Is Lai Mohammed really interested in the creative industry or are we just playing here?

“This is totally unacceptable! This Administration is determined to fight this scourge, and the good news is that we have the backing of Mr. President!” Minister Lai Mohammed scowled as he “unveiled” this administration’s plans to tackle piracy in the entertainment industry. 

An exasperated Mohammed as he spoke about how much of “monstrous disincentive” piracy has been to the entertainment industry before stakeholders of the Nigerian movie industry at an event set up for this discourse at the News Agency of Nigeria (NAN) Media Centre in Lagos.

Mr Mohammed has been on about the Federal Government’s interest in the creative sector for a little over a while now.

“The creative industry contributed 84.1 billion pounds Sterling to the British economy in 2014. It also contributed $698 billion to the US Economy, according to a 2015 report. So, Nigeria cannot afford to be left behind; hence, we are ready to explore and exploit the new oil” he declared at a Creative Industry Financing Conference which held in Lagos barely two weeks ago. That’s months after he bitterly complained about the last edition of Big Brother Naija being hosted in South Africa and only five days after he tried to mend his relations with a large creative demographic after announcing a Code that will purportedly ban all music videos by Nigerian artistes shot outside Nigeria.

To the last point, Lai Mohammed said all he said he “didn’t say that henceforth, all music videos and films will be produced in Nigeria, or that the production of music videos or films outside Nigeria will be banned… all I said was that if a programme is designated as a Nigerian (local) content programme, we will amend the Code to ensure that it is produced in Nigeria.”

Potato. Potato as far as you are concerned right? We kind of thought the same thing too. But it’s Mr Lai Mohammed and even though the Culture ministry he’s charged with only contributed a little over 600,000 Naira to the economy last year, he’s somehow still permitted to say things like this and designate media houses as #FakeNews because he’s the Lai in charge of Information. That’s Mr Mohammed. That’s our Minister of Information and Culture.

And his new obsession with the creative (arts and entertainment industry) necessarily must be taken with at least a little bit of salt especially when he does things like go to a roundtable of Nollywood stakeholders to unveil this administration’s plans to tackle piracy in the entertainment industry he does not quite unveil it. Instead he goes on about how he knows that

He mentioned the fact that the entire arts and the entertainment industry has become plagued the monstrous disincentive called piracy and that it has almost killed the industry while citing the exact.
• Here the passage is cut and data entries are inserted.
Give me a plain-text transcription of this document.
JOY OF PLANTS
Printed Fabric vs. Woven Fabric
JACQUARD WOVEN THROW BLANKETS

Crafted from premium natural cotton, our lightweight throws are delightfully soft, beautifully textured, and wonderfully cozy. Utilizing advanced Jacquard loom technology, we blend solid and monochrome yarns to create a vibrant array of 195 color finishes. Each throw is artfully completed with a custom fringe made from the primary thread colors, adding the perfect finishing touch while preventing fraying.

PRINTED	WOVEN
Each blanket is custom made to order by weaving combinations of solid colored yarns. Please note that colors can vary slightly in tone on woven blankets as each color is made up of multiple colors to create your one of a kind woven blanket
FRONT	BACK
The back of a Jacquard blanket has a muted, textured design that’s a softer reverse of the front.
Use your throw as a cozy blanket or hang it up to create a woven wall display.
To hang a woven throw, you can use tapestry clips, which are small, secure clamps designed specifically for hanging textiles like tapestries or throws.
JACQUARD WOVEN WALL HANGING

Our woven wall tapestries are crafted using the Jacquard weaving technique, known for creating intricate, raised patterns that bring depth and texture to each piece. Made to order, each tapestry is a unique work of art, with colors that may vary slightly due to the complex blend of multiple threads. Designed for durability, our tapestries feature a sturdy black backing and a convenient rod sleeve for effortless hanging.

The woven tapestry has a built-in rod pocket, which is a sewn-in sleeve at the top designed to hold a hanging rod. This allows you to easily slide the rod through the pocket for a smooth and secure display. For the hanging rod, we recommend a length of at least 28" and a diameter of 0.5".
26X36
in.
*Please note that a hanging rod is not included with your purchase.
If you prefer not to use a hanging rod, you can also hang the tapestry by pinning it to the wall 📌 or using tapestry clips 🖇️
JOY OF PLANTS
He also mentioned that the Federal Government would establish a national endowment fun for the art sector while acknowledging that “films, books and paintings were blatantly hawked in the open.”

He said there had been instances whereby some films and books were even sold a few days before the official release of the original work.

“I am told that a recent study revealed that there are eight pirated works to two original works out of every ten works you find in the market” he said.

“This is totally unacceptable! This Administration is determined to fight this scourge, and the good news is that we have the backing of Mr. President!”

“In fact, one of Mr. President’s early charges to security agencies was for them to tackle piracy so that practitioners can be able to recoup their investments; and that way contribute to the socio-economic development of the nation.”

“We shall work with the necessary agencies of government to activate that Presidential directive.’’

It is at this point you’d imagine that he finally pulled the black cloth off some dummy version of the FG’s step by step plan to fight piracy in the entertainment industry. But no, all he did was say that his ministry would explore the possibility of moving the Nigerian Copyright Commission (NCC) back to his ministry where it rightly belongs.

At a Federal Executive Council meeting in 2006, President Olusegun Obasanjo had ordered the transfer of the responsibility for the supervision of Nigerian Copyright Commission from the Federal Ministry of Culture and Tourism to the Federal Ministry of Justice. This was supposedly done in order to “properly align the mandate of the Commission with the overall administration of justice in Nigeria as well as ensure conformity with international best practices in the copyright system.”

“We will address this complaint and explore the possibility of moving the NCC back to where it rightly belongs.’

He then went on to lament the fact that Nigeria,  “in spite of the position we occupy as the giant of Africa in the area of entertainment, Nigeria is yet to ratify the World Intellectual Property (WIPO) Performances and Phonograms Treaty, which it signed in 1996 and the more recent Beijing Treaty on Audiovisual Performances, which it also signed in 2012.’’

“We will see how to quickly correct that. But while we are at that, we shall work with the relevant agencies and Ministry to see how we can tackle piracy.’’

He then went on to make suggestions on how piracy can be made an economic crime while we review and strengthen existing copyright laws as well as impose stiffer punishments for copyright infringements.

“Perhaps a longer jail term with no option of fine and a speedy trial of suspects as we have in other countries will help in this fight.”

“I think also that the entertainment industry is ripe enough to have a dedicated National Task Force on Piracy.”

“We shall propose that and see how it all works out for the good of our cultural industries and the nation.”